Laila Edwards has already made history for Team USA.

She will make more when she takes the ice at the 2026 Winter Olympics.

Edwards began figure skating when she was just three years old, but a few years later she switched to hockey. She is currently a senior at the University of Wisconsin, and over the past three years she has led the Badgers to three consecutive appearances in the National Championship Game, with Wisconsin winning two titles.

She was named to the U.S. women’s team for the November Rivalry Series against Canada in 2023, becoming the first black woman to play for the senior team. She was named to the roster for the IIHF Women’s World Championship the following spring, and became the first black woman to sore a goal for Team USA at the event with a goal against Czechia. Against Finland in the semifinals she notched a hat-trick, leading Team USA to a win and a spot in the gold medal game against Canada.
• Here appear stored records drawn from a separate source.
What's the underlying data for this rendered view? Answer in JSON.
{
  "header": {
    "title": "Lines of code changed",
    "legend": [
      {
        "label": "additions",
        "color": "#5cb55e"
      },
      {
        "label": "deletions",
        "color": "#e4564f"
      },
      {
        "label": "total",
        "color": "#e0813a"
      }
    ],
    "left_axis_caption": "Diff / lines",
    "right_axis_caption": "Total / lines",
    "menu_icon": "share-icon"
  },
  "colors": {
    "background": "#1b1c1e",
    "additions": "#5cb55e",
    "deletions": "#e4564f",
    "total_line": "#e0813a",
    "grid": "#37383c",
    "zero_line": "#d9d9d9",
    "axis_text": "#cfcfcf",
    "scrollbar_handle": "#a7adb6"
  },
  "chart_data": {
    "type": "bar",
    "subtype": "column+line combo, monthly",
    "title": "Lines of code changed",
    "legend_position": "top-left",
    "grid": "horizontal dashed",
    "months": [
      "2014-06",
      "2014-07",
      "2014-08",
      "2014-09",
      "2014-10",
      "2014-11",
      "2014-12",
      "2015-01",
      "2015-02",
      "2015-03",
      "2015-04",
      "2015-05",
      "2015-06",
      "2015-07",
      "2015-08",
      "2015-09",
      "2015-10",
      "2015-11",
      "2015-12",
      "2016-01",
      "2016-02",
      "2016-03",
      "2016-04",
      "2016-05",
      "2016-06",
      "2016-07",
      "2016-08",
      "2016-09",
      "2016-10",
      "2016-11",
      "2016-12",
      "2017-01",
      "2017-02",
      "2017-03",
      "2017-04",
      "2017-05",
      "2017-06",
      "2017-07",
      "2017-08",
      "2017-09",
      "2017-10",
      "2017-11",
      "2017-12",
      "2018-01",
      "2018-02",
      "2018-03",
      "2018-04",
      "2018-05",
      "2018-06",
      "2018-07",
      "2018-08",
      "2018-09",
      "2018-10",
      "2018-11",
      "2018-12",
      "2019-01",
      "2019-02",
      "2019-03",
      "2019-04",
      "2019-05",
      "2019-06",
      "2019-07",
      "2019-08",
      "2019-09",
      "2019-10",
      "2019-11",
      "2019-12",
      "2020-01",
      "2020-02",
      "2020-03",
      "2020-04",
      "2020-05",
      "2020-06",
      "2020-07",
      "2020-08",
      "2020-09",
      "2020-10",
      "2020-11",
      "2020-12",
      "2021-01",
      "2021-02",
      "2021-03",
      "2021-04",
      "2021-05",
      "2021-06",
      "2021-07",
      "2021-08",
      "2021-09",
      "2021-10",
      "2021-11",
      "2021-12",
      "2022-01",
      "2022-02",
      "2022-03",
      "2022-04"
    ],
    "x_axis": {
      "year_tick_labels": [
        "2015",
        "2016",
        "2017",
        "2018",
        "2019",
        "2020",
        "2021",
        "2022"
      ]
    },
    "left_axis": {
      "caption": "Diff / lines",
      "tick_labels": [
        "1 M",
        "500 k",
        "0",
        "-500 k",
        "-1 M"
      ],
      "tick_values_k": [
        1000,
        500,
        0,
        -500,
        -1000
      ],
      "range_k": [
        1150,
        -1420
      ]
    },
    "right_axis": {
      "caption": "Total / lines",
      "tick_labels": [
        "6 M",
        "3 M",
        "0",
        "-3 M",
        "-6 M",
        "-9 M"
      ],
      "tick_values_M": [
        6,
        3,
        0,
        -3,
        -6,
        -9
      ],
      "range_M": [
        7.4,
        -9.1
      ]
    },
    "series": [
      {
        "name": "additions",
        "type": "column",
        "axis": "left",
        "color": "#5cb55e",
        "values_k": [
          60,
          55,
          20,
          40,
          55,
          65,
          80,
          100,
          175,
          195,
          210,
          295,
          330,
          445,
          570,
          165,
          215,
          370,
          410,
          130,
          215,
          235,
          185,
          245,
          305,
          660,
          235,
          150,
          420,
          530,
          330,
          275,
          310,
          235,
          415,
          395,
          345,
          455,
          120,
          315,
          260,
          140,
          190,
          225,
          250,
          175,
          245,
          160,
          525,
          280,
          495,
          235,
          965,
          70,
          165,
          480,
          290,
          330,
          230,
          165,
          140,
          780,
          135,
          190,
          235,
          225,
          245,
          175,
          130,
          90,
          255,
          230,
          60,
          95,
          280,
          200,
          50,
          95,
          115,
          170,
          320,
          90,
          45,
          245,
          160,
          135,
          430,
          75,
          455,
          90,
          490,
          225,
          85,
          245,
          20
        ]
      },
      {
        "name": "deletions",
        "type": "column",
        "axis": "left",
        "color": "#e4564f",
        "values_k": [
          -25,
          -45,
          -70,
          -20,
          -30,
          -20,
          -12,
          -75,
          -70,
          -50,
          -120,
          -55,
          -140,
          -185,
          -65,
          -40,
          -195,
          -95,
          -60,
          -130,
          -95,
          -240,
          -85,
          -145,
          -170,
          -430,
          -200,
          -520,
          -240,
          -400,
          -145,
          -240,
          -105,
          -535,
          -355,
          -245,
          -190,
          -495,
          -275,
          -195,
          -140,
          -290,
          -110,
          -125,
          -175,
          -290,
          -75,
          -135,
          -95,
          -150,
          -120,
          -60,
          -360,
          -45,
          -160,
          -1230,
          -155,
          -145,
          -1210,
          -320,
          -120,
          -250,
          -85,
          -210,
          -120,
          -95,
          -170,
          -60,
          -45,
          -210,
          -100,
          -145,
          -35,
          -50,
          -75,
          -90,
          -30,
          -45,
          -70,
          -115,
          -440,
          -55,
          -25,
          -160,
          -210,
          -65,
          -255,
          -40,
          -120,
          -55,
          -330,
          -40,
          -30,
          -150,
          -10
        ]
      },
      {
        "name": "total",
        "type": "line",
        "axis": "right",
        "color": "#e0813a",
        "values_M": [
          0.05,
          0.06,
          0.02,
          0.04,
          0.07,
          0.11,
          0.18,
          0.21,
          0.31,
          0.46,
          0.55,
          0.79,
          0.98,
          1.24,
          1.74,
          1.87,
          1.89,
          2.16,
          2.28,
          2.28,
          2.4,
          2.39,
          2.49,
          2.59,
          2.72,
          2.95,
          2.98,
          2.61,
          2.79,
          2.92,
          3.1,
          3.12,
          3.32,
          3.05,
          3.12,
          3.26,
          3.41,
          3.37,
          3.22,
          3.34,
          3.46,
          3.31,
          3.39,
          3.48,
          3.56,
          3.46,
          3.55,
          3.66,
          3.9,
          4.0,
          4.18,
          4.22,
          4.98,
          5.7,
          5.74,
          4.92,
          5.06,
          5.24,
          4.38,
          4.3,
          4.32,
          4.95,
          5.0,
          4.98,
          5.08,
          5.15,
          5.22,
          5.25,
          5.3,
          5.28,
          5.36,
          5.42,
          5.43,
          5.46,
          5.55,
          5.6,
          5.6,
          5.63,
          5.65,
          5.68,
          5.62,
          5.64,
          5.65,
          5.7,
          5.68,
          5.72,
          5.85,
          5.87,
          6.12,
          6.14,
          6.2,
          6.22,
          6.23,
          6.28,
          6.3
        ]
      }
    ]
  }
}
With six goals and two assists in the tournament, she became the youngest player to be named Tournament MVP at an IIHF Women’s World Championship at just 20 years old.

She then switched to defense for Team USA ahead of the 2025 IIHF Women’s World Championship, and scored a goal and three assists over seven games as she helped the US win a gold medal.

When she takes the ice in Italy, she’ll become the first black woman to represent Team USA in Olympic hockey.